El aire que respiramos también cambia 

El calor no solo afecta a los objetos visibles. Las altas temperaturas favorecen la liberación de determinados compuestos presentes en materiales plásticos, adhesivos o revestimientos. 

Por eso muchas personas perciben el característico olor a plástico caliente al abrir la puerta tras varias horas de estacionamiento.
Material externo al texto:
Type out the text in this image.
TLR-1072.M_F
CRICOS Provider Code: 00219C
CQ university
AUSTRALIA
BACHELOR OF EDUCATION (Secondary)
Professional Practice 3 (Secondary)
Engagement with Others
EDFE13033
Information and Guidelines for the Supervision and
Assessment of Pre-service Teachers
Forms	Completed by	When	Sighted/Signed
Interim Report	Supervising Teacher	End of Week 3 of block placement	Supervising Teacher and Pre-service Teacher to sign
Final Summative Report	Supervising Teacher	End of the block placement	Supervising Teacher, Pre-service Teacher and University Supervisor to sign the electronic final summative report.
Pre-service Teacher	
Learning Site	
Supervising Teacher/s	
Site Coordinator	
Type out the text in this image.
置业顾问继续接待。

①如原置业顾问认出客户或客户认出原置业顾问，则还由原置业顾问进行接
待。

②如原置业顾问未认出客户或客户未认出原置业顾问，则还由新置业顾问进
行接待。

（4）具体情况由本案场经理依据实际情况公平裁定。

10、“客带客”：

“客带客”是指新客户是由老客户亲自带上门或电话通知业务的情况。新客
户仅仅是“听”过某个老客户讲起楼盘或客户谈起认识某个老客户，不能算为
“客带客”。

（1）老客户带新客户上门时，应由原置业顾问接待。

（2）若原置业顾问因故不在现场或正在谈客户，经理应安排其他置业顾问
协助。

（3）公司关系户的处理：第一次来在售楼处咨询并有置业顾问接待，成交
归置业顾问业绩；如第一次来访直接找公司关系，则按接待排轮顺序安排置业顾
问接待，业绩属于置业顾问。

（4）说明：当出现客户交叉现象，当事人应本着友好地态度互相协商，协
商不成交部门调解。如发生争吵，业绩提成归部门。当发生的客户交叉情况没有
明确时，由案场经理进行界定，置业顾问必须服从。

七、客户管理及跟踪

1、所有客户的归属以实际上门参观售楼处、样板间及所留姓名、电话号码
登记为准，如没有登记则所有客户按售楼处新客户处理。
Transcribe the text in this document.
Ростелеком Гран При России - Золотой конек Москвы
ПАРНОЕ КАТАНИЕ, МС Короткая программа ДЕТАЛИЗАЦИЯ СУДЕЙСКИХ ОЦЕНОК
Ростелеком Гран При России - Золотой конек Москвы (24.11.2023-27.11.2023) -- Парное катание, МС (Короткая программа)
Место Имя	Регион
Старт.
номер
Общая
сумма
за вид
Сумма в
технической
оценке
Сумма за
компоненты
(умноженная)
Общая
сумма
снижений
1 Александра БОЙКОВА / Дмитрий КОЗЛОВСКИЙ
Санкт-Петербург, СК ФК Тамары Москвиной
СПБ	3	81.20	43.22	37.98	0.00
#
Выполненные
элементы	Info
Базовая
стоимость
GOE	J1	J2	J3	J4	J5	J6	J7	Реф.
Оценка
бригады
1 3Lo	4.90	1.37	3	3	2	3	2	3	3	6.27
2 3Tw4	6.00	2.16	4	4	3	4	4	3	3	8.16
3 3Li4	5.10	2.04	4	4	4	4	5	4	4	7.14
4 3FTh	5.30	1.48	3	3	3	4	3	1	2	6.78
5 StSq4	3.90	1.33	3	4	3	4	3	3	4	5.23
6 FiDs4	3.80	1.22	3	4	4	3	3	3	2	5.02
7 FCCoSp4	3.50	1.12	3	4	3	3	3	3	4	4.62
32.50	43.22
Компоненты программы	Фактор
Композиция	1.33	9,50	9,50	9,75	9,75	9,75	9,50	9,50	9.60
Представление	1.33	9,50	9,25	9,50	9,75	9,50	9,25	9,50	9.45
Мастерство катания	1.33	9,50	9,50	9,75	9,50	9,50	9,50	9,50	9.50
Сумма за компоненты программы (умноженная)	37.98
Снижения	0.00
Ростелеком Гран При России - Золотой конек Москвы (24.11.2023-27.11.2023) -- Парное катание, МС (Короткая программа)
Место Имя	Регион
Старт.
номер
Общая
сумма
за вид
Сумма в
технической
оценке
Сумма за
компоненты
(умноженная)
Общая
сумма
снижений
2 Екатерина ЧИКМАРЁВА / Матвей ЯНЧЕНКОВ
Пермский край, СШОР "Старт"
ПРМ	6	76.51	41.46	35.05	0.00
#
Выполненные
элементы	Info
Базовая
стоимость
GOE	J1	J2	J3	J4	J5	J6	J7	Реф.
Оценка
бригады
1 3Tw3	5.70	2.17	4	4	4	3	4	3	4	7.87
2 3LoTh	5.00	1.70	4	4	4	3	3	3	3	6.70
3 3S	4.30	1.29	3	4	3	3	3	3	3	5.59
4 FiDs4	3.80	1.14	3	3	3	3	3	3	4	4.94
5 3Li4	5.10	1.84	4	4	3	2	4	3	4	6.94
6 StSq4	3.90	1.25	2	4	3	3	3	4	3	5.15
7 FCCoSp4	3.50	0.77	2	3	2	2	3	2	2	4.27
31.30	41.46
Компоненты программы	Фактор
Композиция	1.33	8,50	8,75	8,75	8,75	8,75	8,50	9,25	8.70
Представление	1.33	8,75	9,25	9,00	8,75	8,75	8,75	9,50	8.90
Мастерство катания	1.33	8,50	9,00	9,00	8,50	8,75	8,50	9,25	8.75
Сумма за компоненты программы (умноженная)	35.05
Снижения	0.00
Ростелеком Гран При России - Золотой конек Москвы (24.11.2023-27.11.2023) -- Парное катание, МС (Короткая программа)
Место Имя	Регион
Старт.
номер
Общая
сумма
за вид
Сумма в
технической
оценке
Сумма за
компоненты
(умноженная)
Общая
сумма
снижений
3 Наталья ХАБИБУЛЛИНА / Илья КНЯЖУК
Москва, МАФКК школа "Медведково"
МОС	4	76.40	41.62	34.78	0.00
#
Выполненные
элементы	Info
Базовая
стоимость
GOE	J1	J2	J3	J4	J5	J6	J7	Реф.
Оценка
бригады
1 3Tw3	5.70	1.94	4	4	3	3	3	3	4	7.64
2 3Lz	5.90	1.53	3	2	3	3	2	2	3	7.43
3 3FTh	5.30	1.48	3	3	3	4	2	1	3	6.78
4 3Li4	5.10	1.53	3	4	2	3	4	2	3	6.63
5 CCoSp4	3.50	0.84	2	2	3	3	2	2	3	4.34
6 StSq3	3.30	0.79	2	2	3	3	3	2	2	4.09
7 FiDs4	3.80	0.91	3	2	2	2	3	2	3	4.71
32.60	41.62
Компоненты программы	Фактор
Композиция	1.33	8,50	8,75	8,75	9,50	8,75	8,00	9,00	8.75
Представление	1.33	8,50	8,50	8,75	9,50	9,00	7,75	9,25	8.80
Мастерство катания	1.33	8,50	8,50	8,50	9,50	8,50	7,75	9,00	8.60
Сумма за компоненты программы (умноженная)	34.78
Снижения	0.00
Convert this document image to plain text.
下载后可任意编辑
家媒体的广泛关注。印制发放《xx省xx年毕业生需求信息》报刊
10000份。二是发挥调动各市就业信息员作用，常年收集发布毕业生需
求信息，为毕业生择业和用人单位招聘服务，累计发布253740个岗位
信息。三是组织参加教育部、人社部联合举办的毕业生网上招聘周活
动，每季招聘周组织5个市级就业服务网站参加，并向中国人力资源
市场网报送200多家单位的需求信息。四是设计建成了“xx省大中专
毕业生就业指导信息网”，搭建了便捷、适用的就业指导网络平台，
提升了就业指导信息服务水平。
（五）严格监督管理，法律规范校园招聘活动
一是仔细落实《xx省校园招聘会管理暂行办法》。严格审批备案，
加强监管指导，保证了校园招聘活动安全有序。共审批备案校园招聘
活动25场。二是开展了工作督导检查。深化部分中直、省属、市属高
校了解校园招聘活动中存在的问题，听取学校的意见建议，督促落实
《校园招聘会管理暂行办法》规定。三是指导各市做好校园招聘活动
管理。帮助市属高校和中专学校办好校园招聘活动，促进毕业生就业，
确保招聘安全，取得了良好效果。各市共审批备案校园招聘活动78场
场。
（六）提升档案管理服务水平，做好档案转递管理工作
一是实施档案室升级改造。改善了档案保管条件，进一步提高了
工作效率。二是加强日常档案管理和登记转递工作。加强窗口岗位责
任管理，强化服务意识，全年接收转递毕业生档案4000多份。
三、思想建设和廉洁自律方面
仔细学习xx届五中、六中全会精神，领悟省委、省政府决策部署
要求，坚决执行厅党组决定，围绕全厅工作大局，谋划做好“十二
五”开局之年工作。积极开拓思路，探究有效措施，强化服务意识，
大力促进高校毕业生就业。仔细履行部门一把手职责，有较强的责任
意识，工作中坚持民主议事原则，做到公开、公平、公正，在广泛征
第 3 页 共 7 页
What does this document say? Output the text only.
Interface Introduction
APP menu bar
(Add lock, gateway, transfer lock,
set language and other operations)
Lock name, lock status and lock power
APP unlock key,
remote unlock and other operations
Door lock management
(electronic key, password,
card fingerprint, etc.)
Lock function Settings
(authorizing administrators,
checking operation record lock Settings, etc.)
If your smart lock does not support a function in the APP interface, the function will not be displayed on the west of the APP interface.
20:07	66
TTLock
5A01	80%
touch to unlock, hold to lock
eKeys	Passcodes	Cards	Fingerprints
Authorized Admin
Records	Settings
Ese aroma es el resultado de sustancias que pasan al aire cuando determinados materiales alcanzan temperaturas elevadas. 

Aunque normalmente la exposición puntual no supone un problema grave, permanecer mucho tiempo en espacios cerrados y sobrecalentados puede generar molestias como irritación ocular, sensación de pesadez o dolores de cabeza.

El sencillo hábito que evita los problemas 

Los expertos en seguridad recomiendan adoptar una rutina sencilla cada vez que se aparca durante los meses más calurosos del año. 

Antes de cerrar el vehículo, basta con dedicar unos segundos a revisar los asientos traseros, los huecos de las puertas y el maletero. Esa comprobación permite retirar objetos sensibles y reducir el riesgo de daños inesperados. 

Además, utilizar parasol en el parabrisas, buscar zonas de sombra siempre que sea posible y ventilar el habitáculo antes de iniciar la marcha ayuda a reducir el impacto de las temperaturas extremas sobre el interior del coche.